Wednesday, June 22, 2016

Remembering How I Started with Programming

As I've said on this blog before, sometimes I can't help but feel dumb at times as I see so much brilliant code being written out there.

But at the same time, I have to remember that it takes years to master certain skills and knowledge.  I like to think people have looked at my code and think it's pretty nifty too :-)

Just the other day I was writing a simple python script for some personal use at home.  I wanted it to do a few different things in it and at some point it occurred to me that I've never parsed command line options in a Python script before.  I guess up to this point I'd only written Python scripts to do one simple thing or modified much larger bodies of code that others had started (i.e. I probably cut & pasted prior argument parsing code to add the option(s) I wanted).

I went online and started reading through the Python argparse documentation.

I suddenly paused and realized something.

About 17 years ago I was in my first internship in college.  I was writing tools/commands in C to execute test code.  I still remember reading the getopt manpage at one point because I had never actually done argument parsing in C before.  The first time you see a string like "hVa:b:", it can be quite confusing.

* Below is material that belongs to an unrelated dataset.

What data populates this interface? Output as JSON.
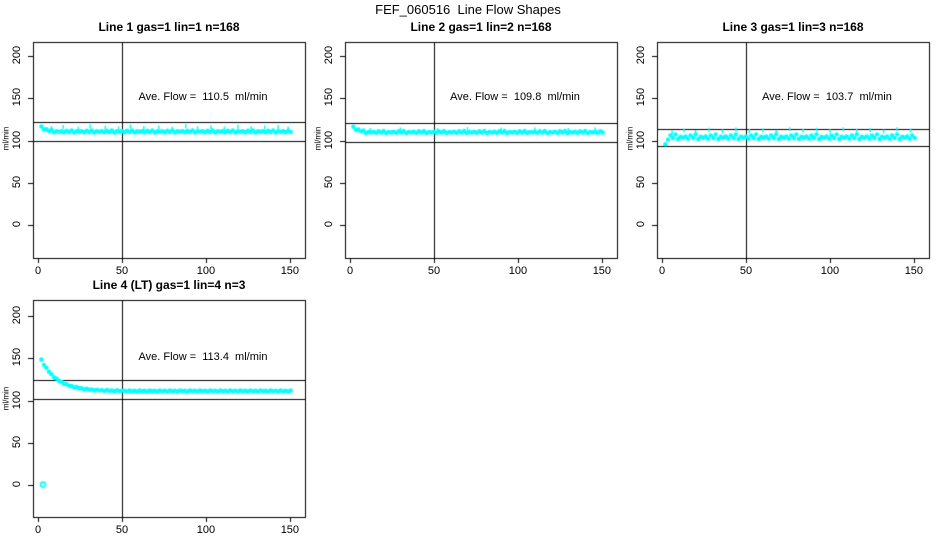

About 14 years ago, in my first month of my first fulltime job after college, I was working on Genders.  I remember reading about getopt_long because I had never dealt with long options in C before.

So I actually sat back and paused, realizing that I've learned a lot over the last 16 or so years.  And sometimes when you feel dumb that you aren't an expert in one particular subject, you have to remember that the things you are more of an expert in, you had to read that documentation for the very first time at some point too.